In the context of interval QTL mapping, using simulation, Yang et al. (2007) observed that models with time-dependent gene effects provide accurate estimates of QTL positions and effects. They allow for a more precise description of the variability of the dependent variable and require only a few parameters for this purpose. The present analysis demonstrates that the parameterisation of each SNP in a longitudinal data context gives a model with a very high flexibility. In contrast to the original model proposed by Yang et al. (2006), in model 6, only additive effects of SNPs were taken into account. Such parsimonious parameterisation allowed us to fit a multiple SNPs model (model 9). The model of Yang et al. (2006) is extended so that it was not only used for QTL detection, but also for the prediction of future yields. This may play a key role in the pre-selection of animals for breeding. The method proposed for the prediction of future yields is based on the linear regression with SNP effects modelled as time-dependent variables. A disadvantage of the proposed prediction approach is that it takes no account of the relationship between individuals. Its advantage lies in its computational speed, which might be a critical issue for practical breeding with large data sets and demand for frequent evaluations (e.g. daily, as it is the case in poultry or pig breeding).

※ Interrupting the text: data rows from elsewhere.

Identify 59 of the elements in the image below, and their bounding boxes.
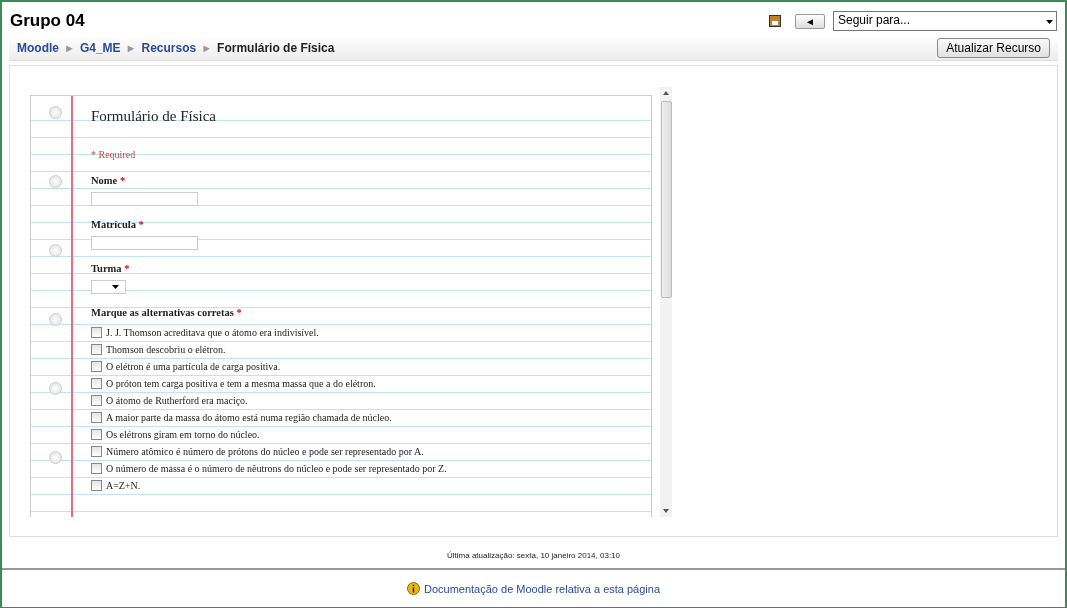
option-label: Número atômico é número de prótons do núcleo e pode ser representado por A.: [106, 446, 424, 457]
checkbox[interactable]: [91, 480, 102, 491]
breadcrumb-link[interactable]: Recursos: [141, 41, 197, 55]
input-field[interactable]: [91, 236, 198, 250]
breadcrumb-link[interactable]: G4_ME: [79, 41, 121, 55]
option-label: A=Z+N.: [106, 480, 141, 491]
input-field[interactable]: [91, 192, 198, 206]
form-title: Formulário de Física: [91, 108, 217, 126]
dropdown[interactable]: [91, 280, 126, 294]
option-label: A maior parte da massa do átomo está numa região chamada de núcleo.: [106, 412, 392, 423]
field-label: Matrícula: [91, 219, 136, 230]
ring-hole: [49, 175, 62, 188]
documentation-link[interactable]: Documentação de Moodle relativa a esta página: [423, 582, 660, 595]
option-label: O átomo de Rutherford era maciço.: [106, 395, 248, 406]
checkbox[interactable]: [91, 463, 102, 474]
info-icon: [406, 582, 420, 595]
checkbox[interactable]: [91, 395, 102, 406]
ring-hole: [49, 313, 62, 326]
page-title: Grupo 04: [10, 11, 85, 31]
scroll-up-icon[interactable]: [663, 91, 669, 95]
field-label: Marque as alternativas corretas: [91, 307, 234, 318]
field-label: Nome: [91, 175, 118, 186]
option-label: O número de massa é o número de nêutrons do núcleo e pode ser representado por Z.: [106, 463, 447, 474]
jump-select[interactable]: Seguir para...: [833, 11, 1057, 31]
checkbox[interactable]: [91, 446, 102, 457]
back-button[interactable]: ◄: [795, 13, 825, 29]
checkbox[interactable]: [91, 378, 102, 389]
checkbox[interactable]: [91, 361, 102, 372]
checkbox[interactable]: [91, 344, 102, 355]
checkbox[interactable]: [91, 412, 102, 423]
option-label: O elétron é uma partícula de carga positiva.: [106, 361, 281, 372]
required-note: * Required: [91, 148, 137, 162]
breadcrumb-separator: ►: [125, 42, 137, 54]
required-mark: *: [138, 219, 144, 230]
scrollbar[interactable]: [660, 87, 672, 517]
checkbox[interactable]: [91, 429, 102, 440]
field-label: Turma: [91, 263, 122, 274]
caret-icon: [1046, 20, 1053, 24]
breadcrumb-separator: ►: [64, 42, 75, 54]
ring-hole: [49, 106, 62, 119]
update-resource-button[interactable]: Atualizar Recurso: [937, 38, 1050, 58]
breadcrumb-link[interactable]: Moodle: [17, 41, 59, 55]
ring-hole: [49, 451, 62, 464]
breadcrumb-separator: ►: [201, 42, 213, 54]
option-label: Os elétrons giram em torno do núcleo.: [106, 429, 260, 440]
caret-icon: [112, 285, 119, 289]
ring-hole: [49, 382, 62, 395]
option-label: J. J. Thomson acreditava que o átomo era indivisível.: [106, 327, 319, 338]
ring-hole: [49, 244, 62, 257]
last-update-text: Última atualização: sexta, 10 janeiro 2014, 03:10: [446, 551, 621, 560]
dock-icon[interactable]: [769, 15, 782, 27]
scroll-down-icon[interactable]: [663, 509, 669, 513]
option-label: Thomson descobriu o elétron.: [106, 344, 226, 355]
checkbox[interactable]: [91, 327, 102, 338]
required-mark: *: [124, 263, 130, 274]
option-label: O próton tem carga positiva e tem a mesma massa que a do elétron.: [106, 378, 376, 389]
required-mark: *: [119, 175, 126, 186]
breadcrumb-current: Formulário de Física: [217, 41, 335, 55]
required-mark: *: [236, 307, 242, 318]
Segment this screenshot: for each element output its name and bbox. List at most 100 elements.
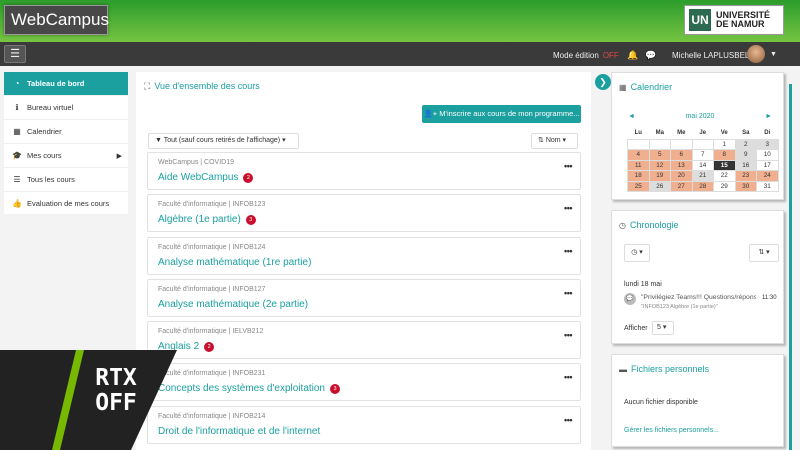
more-options-icon[interactable]: •••: [564, 330, 572, 340]
calendar-day: [627, 138, 650, 150]
caret-down-icon[interactable]: ▼: [770, 51, 777, 58]
avatar[interactable]: [747, 45, 765, 63]
course-name[interactable]: Analyse mathématique (1re partie): [158, 257, 311, 268]
calendar-day[interactable]: 3: [756, 138, 779, 150]
calendar-day[interactable]: 7: [691, 149, 714, 161]
calendar-day[interactable]: 26: [648, 180, 671, 192]
sidebar-item-virtual-desk[interactable]: ℹ Bureau virtuel: [4, 96, 128, 120]
calendar-day[interactable]: 23: [734, 170, 757, 182]
course-name[interactable]: Aide WebCampus: [158, 172, 238, 183]
course-name[interactable]: Droit de l'informatique et de l'internet: [158, 426, 320, 437]
calendar-day[interactable]: 16: [734, 159, 757, 171]
university-logo[interactable]: UN UNIVERSITÉ DE NAMUR: [684, 5, 784, 35]
timeline-range-dropdown[interactable]: ◷ ▾: [624, 244, 650, 262]
course-card[interactable]: Faculté d'informatique | IELVB212 Anglai…: [147, 321, 581, 359]
course-category: WebCampus | COVID19: [158, 159, 234, 166]
sidebar-item-calendar[interactable]: ▦ Calendrier: [4, 120, 128, 144]
weekday-label: Ve: [720, 130, 728, 137]
calendar-day[interactable]: 14: [691, 159, 714, 171]
course-card[interactable]: Faculté d'informatique | INFOB123 Algèbr…: [147, 194, 581, 232]
calendar-day[interactable]: 19: [648, 170, 671, 182]
page-scrollbar[interactable]: [789, 84, 792, 450]
course-name[interactable]: Algèbre (1e partie): [158, 214, 241, 225]
calendar-day[interactable]: 22: [713, 170, 736, 182]
calendar-day[interactable]: 30: [734, 180, 757, 192]
enroll-button[interactable]: 👤+ M'inscrire aux cours de mon programme…: [422, 105, 581, 123]
calendar-day[interactable]: 10: [756, 149, 779, 161]
calendar-day[interactable]: 18: [627, 170, 650, 182]
bell-icon[interactable]: 🔔: [627, 50, 638, 61]
timeline-date: lundi 18 mai: [624, 281, 662, 288]
binoculars-icon: ⛶: [144, 81, 151, 91]
no-files-text: Aucun fichier disponible: [624, 399, 698, 406]
more-options-icon[interactable]: •••: [564, 161, 572, 171]
sidebar-item-label: Evaluation de mes cours: [27, 199, 110, 208]
sidebar-item-all-courses[interactable]: ☰ Tous les cours: [4, 168, 128, 192]
chat-icon[interactable]: 💬: [645, 50, 656, 61]
calendar-day[interactable]: 17: [756, 159, 779, 171]
course-card[interactable]: Faculté d'informatique | INFOB231 Concep…: [147, 363, 581, 401]
more-options-icon[interactable]: •••: [564, 288, 572, 298]
course-card[interactable]: Faculté d'informatique | INFOB127 Analys…: [147, 279, 581, 317]
calendar-day[interactable]: 27: [670, 180, 693, 192]
timeline-event-link[interactable]: "Privilégiez Teams!!! Questions/réponses…: [641, 294, 756, 301]
calendar-day[interactable]: 9: [734, 149, 757, 161]
more-options-icon[interactable]: •••: [564, 203, 572, 213]
calendar-day[interactable]: 20: [670, 170, 693, 182]
calendar-today[interactable]: 15: [713, 159, 736, 171]
more-options-icon[interactable]: •••: [564, 415, 572, 425]
course-category: Faculté d'informatique | IELVB212: [158, 328, 264, 335]
calendar-day[interactable]: 6: [670, 149, 693, 161]
calendar-day[interactable]: 1: [713, 138, 736, 150]
calendar-day[interactable]: 24: [756, 170, 779, 182]
month-label[interactable]: mai 2020: [628, 113, 772, 120]
calendar-grid: Lu Ma Me Je Ve Sa Di 1 2 3 4 5 6 7 8 9 1…: [627, 128, 779, 192]
more-options-icon[interactable]: •••: [564, 372, 572, 382]
calendar-day[interactable]: 4: [627, 149, 650, 161]
edit-mode-state: OFF: [602, 51, 619, 60]
sidebar-item-my-courses[interactable]: 🎓 Mes cours ▶: [4, 144, 128, 168]
calendar-day[interactable]: 12: [648, 159, 671, 171]
course-card[interactable]: Faculté d'informatique | INFOB214 Droit …: [147, 406, 581, 444]
edit-mode-label: Mode édition: [553, 51, 599, 60]
calendar-day[interactable]: 25: [627, 180, 650, 192]
calendar-day[interactable]: 13: [670, 159, 693, 171]
calendar-day[interactable]: 21: [691, 170, 714, 182]
calendar-day[interactable]: 29: [713, 180, 736, 192]
course-card[interactable]: WebCampus | COVID19 Aide WebCampus 2 •••: [147, 152, 581, 190]
course-card[interactable]: Faculté d'informatique | INFOB124 Analys…: [147, 237, 581, 275]
filter-dropdown[interactable]: ▼ Tout (sauf cours retirés de l'affichag…: [148, 133, 299, 149]
block-title: ▬ Fichiers personnels: [619, 364, 710, 374]
clock-icon: ◷: [631, 249, 638, 256]
edit-mode-toggle[interactable]: Mode édition OFF: [553, 51, 619, 60]
course-name[interactable]: Concepts des systèmes d'exploitation: [158, 383, 325, 394]
sort-dropdown[interactable]: ⇅ Nom ▾: [531, 133, 578, 149]
sidebar-item-dashboard[interactable]: ◔ Tableau de bord: [4, 72, 128, 96]
notification-badge: 3: [245, 214, 256, 225]
weekday-label: Je: [699, 130, 707, 137]
calendar-day[interactable]: 2: [734, 138, 757, 150]
calendar-icon: ▦: [619, 83, 627, 92]
manage-files-link[interactable]: Gérer les fichiers personnels...: [624, 427, 719, 434]
calendar-day[interactable]: 5: [648, 149, 671, 161]
more-options-icon[interactable]: •••: [564, 246, 572, 256]
university-line-2: DE NAMUR: [716, 19, 765, 29]
calendar-day[interactable]: 31: [756, 180, 779, 192]
calendar-day[interactable]: 8: [713, 149, 736, 161]
sidebar-item-label: Bureau virtuel: [27, 103, 74, 112]
course-category: Faculté d'informatique | INFOB124: [158, 244, 266, 251]
forum-icon: 💬: [624, 293, 636, 305]
timeline-sort-dropdown[interactable]: ⇅ ▾: [749, 244, 779, 262]
dashboard-icon: ◔: [14, 79, 20, 88]
menu-toggle-button[interactable]: ☰: [4, 45, 26, 63]
sidebar-item-label: Tous les cours: [27, 175, 75, 184]
sort-icon: ⇅: [538, 137, 546, 144]
course-name[interactable]: Analyse mathématique (2e partie): [158, 299, 308, 310]
weekday-label: Ma: [655, 130, 664, 137]
sidebar-item-course-evaluation[interactable]: 👍 Evaluation de mes cours: [4, 192, 128, 216]
next-month-link[interactable]: ►: [765, 113, 772, 120]
calendar-day[interactable]: 11: [627, 159, 650, 171]
calendar-day[interactable]: 28: [691, 180, 714, 192]
show-count-dropdown[interactable]: 5 ▾: [652, 321, 674, 335]
webcampus-logo[interactable]: WebCampus: [4, 5, 109, 35]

The same simulated data set was also analysed with other approaches. Bayesian methods (Bayes A and Bayes B) provided the best accuracy of prediction at time 600, ranging between 0.86 and 0.95 (Bastiaansen et al. 2010), whereas the lowest accuracy of 0.65 was obtained using a BLUP model. A comparison of these results indicates that the SNP selection approach plays an important role for prediction purposes, even for a quantitative trait determined by only several (18) QTL.

Rapid advances in high-throughput genotyping technologies in livestock make large amounts of genotypic data (thousands of SNPs) available widely with reasonable costs. On the other hand, phenotypic observations are routinely recorded through individuals’ production lifespan. Such rich sources of information can be utilised not only for the prediction of future yields, but also for predicting the genetic value of young selection candidates (Schaeffer 2006). That is why models capable of incorporating time-dependent effects are going to gain importance in practical applications in the near future.